When you access the website now with a browser, you will get redirected automatically to SSL and the green padlock in front of the URL bar in the browser shows that we are using a trusted SSL certificate now.

SSL Protected website

8.1 Let's encrypt Auto Renewal

Let's Encrypt SSL certificates are valid for a short period of 80 days only. Therefore a cronjob to auto-renew the SSL certificates is necessary that runs the certbot --renew command.

This cronjob get setup automatically when you install certbot, the cron file is /etc/cron.d/certbot. So there is nothing more to do here. If you like to know what the cronjob looks like, run the command:

/etc/cron.d/certbot

The result is:

root@server1:~# cat /etc/cron.d/certbot
# /etc/cron.d/certbot: crontab entries for the certbot package
#
# Upstream recommends attempting renewal twice a day
#
# Eventually, this will be an opportunity to validate certificates
# haven't been revoked, etc. Renewal will only occur if expiration
# is within 30 days.
SHELL=/bin/sh
PATH=/usr/local/sbin:/usr/local/bin:/sbin:/bin:/usr/sbin:/usr/bin
0 */12 * * * root test -x /usr/bin/certbot -a \! -d /run/systemd/system && perl -e 'sleep int(rand(43200))' && certbot -q renew

9. Install phpMyAdmin

phpMyAdmin is a web interface through which you can manage your MySQL databases. It's a good idea to install it:

apt-get -y install phpmyadmin

IMPORTANT: The apt installer will ask you several questions now, one of them is to select the web server type. A common mistake is that the web server type is just highlighted but not selected. To select an item in an apt menu you have to press the space bar on the keyboard after you navigated to the item with tab or cursor keys. Just highlighting it is not enough!

You will see the following questions:

Web server to configure automatically: <-- Select the option: apache2
Configure database for phpmyadmin with dbconfig-common? <-- Yes
MySQL application password for phpmyadmin: <-- Press enter, apt will create a random password automatically.

9.1 Root access to PHPMyAdmin

MariaDB and MySQL enable a plugin called "unix_socket" for the root user by default, this plugin prevents that the root user can log into PHPMyAdmin and that TCP connections to MySQL are working for the root user. To get a user with privileges to create other users and databases in PHPMyAdmin, I will create a new MySQL user with the name "admin" with the same privileges than the root user.

Login to the MySQL database as root user on the shell:

mysql -u root

Create a new user with the name "admin" and password "howtoforge". Replace the password "howtoforge" with a secure password in the commands below!

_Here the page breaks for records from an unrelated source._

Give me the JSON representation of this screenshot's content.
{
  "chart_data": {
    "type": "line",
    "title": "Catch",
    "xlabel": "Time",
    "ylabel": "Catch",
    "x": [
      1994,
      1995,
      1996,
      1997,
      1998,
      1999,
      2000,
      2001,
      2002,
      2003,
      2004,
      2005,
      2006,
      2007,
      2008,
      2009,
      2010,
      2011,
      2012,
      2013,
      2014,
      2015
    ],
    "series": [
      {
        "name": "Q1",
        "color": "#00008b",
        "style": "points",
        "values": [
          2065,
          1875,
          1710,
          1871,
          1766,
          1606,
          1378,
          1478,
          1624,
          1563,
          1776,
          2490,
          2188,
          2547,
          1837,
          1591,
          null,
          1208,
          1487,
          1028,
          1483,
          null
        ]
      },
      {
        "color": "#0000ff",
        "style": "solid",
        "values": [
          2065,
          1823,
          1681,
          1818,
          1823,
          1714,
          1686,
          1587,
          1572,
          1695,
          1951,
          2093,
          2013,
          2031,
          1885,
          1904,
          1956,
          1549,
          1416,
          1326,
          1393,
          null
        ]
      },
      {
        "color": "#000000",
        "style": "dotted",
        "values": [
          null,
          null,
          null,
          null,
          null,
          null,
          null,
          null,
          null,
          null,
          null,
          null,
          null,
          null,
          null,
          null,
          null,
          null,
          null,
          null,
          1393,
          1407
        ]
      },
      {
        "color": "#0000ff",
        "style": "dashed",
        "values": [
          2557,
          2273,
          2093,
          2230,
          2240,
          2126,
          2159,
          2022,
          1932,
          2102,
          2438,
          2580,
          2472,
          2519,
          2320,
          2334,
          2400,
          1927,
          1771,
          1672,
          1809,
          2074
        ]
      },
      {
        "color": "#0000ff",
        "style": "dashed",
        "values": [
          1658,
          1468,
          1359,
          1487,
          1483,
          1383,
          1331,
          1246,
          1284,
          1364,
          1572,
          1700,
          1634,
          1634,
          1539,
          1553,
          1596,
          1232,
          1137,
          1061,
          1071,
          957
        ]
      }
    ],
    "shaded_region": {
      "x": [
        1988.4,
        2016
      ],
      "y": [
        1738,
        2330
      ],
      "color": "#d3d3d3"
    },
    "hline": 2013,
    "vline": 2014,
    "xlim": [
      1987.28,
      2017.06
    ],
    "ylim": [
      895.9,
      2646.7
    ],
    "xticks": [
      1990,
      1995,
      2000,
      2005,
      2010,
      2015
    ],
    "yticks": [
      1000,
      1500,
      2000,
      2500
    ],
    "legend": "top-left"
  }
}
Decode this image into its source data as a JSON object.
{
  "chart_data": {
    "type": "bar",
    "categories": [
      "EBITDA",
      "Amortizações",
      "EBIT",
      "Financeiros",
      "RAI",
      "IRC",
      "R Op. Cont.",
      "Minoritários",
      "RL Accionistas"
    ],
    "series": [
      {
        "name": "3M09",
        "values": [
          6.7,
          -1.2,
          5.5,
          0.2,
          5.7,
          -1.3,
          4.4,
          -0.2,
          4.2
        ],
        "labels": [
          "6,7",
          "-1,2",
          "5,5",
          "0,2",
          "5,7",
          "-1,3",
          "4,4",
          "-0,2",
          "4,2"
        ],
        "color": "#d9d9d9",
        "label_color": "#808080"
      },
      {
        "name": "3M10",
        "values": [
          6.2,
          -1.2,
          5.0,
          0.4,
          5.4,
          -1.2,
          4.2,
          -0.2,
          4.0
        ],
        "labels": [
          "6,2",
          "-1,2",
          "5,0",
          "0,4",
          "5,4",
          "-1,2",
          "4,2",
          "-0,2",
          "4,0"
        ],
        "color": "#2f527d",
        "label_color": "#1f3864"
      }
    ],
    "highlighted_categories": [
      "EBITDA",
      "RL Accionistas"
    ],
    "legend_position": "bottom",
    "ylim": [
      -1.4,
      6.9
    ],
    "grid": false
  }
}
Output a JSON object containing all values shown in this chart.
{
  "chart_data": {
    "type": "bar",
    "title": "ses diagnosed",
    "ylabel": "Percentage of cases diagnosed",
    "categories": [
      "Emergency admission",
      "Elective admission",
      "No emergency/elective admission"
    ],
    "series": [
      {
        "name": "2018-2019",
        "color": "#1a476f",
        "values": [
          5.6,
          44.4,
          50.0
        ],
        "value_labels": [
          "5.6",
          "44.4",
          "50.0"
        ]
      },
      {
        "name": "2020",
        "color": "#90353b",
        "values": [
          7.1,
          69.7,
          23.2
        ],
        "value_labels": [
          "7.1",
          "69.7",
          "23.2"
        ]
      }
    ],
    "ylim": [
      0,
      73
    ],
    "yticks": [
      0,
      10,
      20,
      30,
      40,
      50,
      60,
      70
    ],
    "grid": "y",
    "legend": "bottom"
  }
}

CREATE USER 'admin'@'localhost' IDENTIFIED BY 'howtoforge';
GRANT ALL PRIVILEGES ON *.* TO 'admin'@'localhost' WITH GRANT OPTION;
FLUSH PRIVILEGES;
exit

Afterward, you can access phpMyAdmin under http://192.168.1.100/phpmyadmin/:

phpMyAdmin Login

Login asadministrative user to phpMyAdmin

10 Virtual machine image download of this tutorial

This tutorial is available as ready to use virtual machine image in ovf/ova format that is compatible with VMWare and Virtualbox. The virtual machine image uses the following login details:

SSH / Shell Login

Username: administrator
Password: howtoforge

This user has sudo rights.

MySQL Login

Username: root
Password: howtoforge

The IP of the VM is 192.168.1.100, it can be changed in the file /etc/network/interfaces. Please change all the above passwords to secure the virtual machine.